声が擦れていた。ざらついた喉をどうにかするすべもなく、視界にはいった白い景色が何なのか、俺はしばらく理解できなくて


切り刻まれた服は、もはや服ではない。布切れ同然のそれに、渇いて変色した血が滲んでいた。そして、乱れた着衣の中に、気絶したサイケがいて、あまりにも冷静に『性的虐待』といういつかのニュースの言葉が思い出された。
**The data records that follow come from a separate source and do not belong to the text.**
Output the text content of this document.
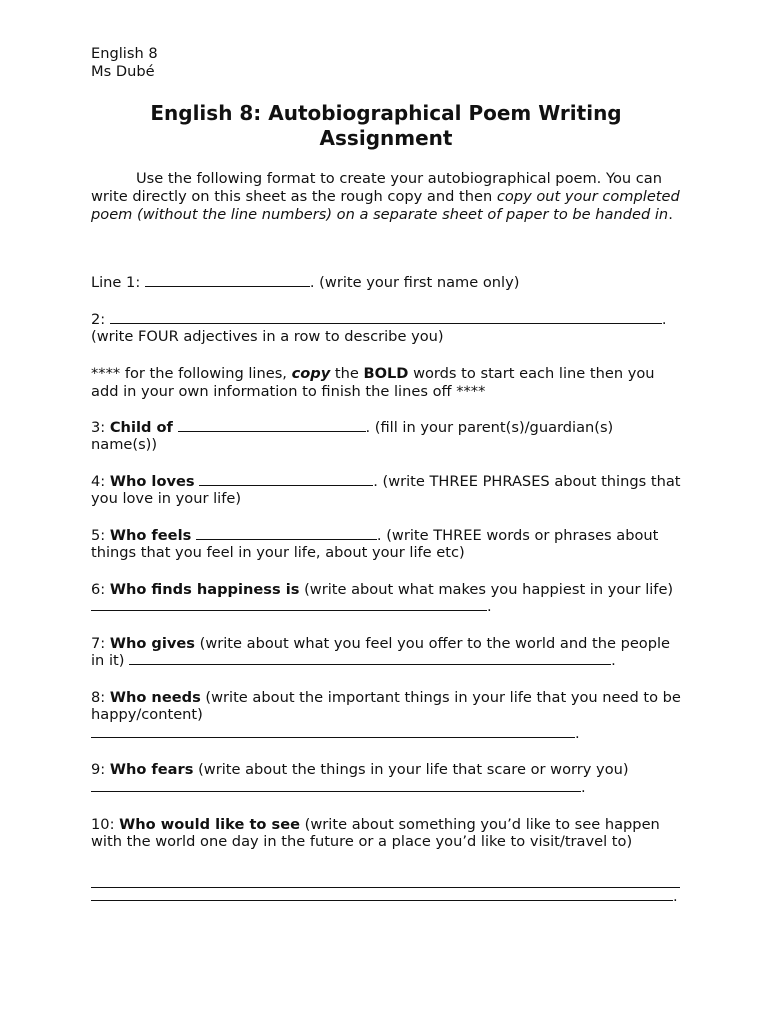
English 8
Ms Dubé
English 8: Autobiographical Poem Writing Assignment
Use the following format to create your autobiographical poem. You can write directly on this sheet as the rough copy and then copy out your completed poem (without the line numbers) on a separate sheet of paper to be handed in.
Line 1:	. (write your first name only)
2:	.
(write FOUR adjectives in a row to describe you)
**** for the following lines, copy the BOLD words to start each line then you add in your own information to finish the lines off ****
3: Child of	. (fill in your parent(s)/guardian(s) name(s))
4: Who loves	. (write THREE PHRASES about things that you love in your life)
5: Who feels	. (write THREE words or phrases about things that you feel in your life, about your life etc)
6: Who finds happiness is (write about what makes you happiest in your life) .
7: Who gives (write about what you feel you offer to the world and the people in it)	.
8: Who needs (write about the important things in your life that you need to be happy/content)
.
9: Who fears (write about the things in your life that scare or worry you)
.
10: Who would like to see (write about something you’d like to see happen with the world one day in the future or a place you’d like to visit/travel to)
.
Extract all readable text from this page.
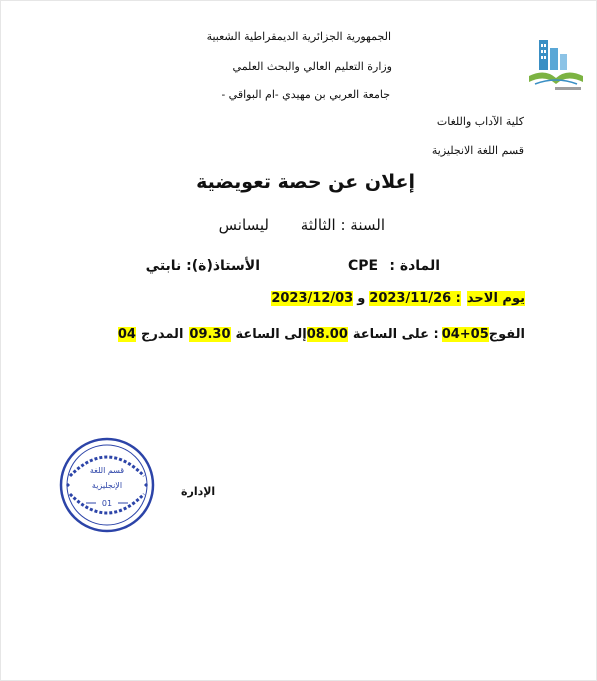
الجمهورية الجزائرية الديمقراطية الشعبية
وزارة التعليم العالي والبحث العلمي
جامعة العربي بن مهيدي -ام البواقي -
كلية الآداب واللغات
قسم اللغة الانجليزية
إعلان عن حصة تعويضية
السنة : الثالثة
ليسانس
المادة :
CPE
الأستاذ(ة): نابتي
يوم الاحد
2023/11/26 :
و
2023/12/03
الفوج
04+05
: على الساعة
08.00
إلى الساعة
09.30
المدرج
04
قسم اللغة
الإنجليزية
01
الإدارة
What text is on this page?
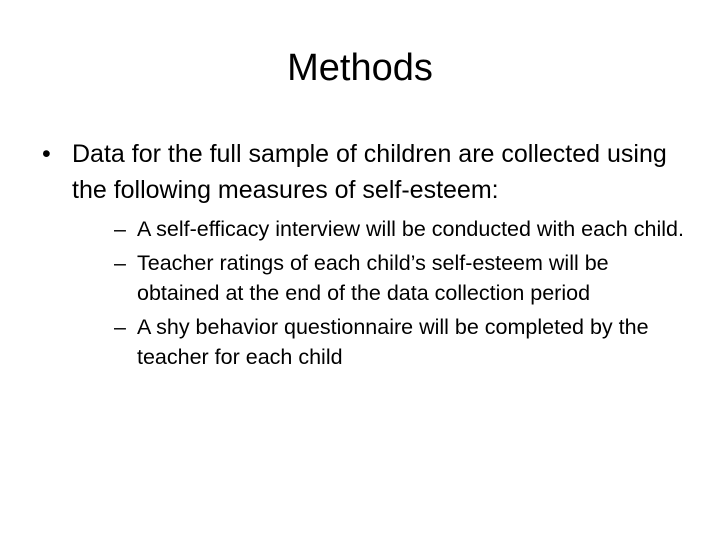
Methods
• Data for the full sample of children are collected using the following measures of self-esteem:
– A self-efficacy interview will be conducted with each child.
– Teacher ratings of each child’s self-esteem will be obtained at the end of the data collection period
– A shy behavior questionnaire will be completed by the teacher for each child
近寄る足取りは、ふらふらと覚束ない。近付いて、ベッドの脇に崩れるように膝をついた。



「………、ケ………サイ、ケ……」



わずかに上下する胸に少し安堵して、名前を呼んだ。何度も、擦れた声が、出なくなっても、名前を、何度も、


「…………ん……」

「……!…サイ「いや…」

「……サイケ」

「いや!やだ、やめて、ごめんなさい!ごめんなさい、ごめんなさいごめんなさいごめんなさいごめんなさ「サイケ!!」

「ひッ、う……あ、つが、……つがる?」

「サイケ…」




ほーと、体から馬鹿みたいに力が抜けた。安堵。それ以外の言葉は似合わないくらい、俺は安堵していた。また頬に痣ができている。身体中に打撲痕が残っていて、なのに俺はもう何にも感じなかった。これだけのものを見せ付けられて、俺は何を感じればいい?俺がサイケに寝ていろなんて言わなければこんなことにはならなかったのに。ああ、ああ俺のせいだ。俺、俺の…


「つ、がる」

「…………、…」

「いたいの、いたいのとんでいけ」


頬に触れられた手は冷たかった。


「つがる、いたそうなかおしてる。いたいの、とんでいけ」



ああ、こいつは、なんて奴なんだ。自分が一番辛くて苦しいはずなのに、その原因を作った俺を心配してやがる。馬鹿みたいだ。俺は何してんだ。サイケ、お前みたいになれたなら、


サイケ、



「痛いの痛いの飛んでいけ………痛いの、いた、いの……と、ッ、で……ふ、う」

「……つがる?」

「とんでけよ、頼むから……とんでってくれよッ……」



サイケの心配そうな顔が、滲んで全然見えなくなって、ぼろぼろと涙が落ちるたびにこの小さな体から今すぐにでも傷が消えていくことを願った。神様、いるんならサイケを助けて。こいつは何にも悪くない。こんなにも純粋で無垢で、俺とは正反対だ。傷付けるなら俺にしてくれよ、頼む、頼むから。

この痛いとこ全部、どこかに飛ばしてくれないか。


泣きながらキスをした。
ああ、こいつのことがこんなにも好きだ。自分の痛みより他人の痛みを按じることができる、優しいこいつが好きだ。


痛いの痛いの飛んでいけ


心の中でそう唱えながら、身体中の傷全部にキスしてやって、その夜は、一緒に抱き合って眠った。

雨の音が、少しだけ優しくなった気がした。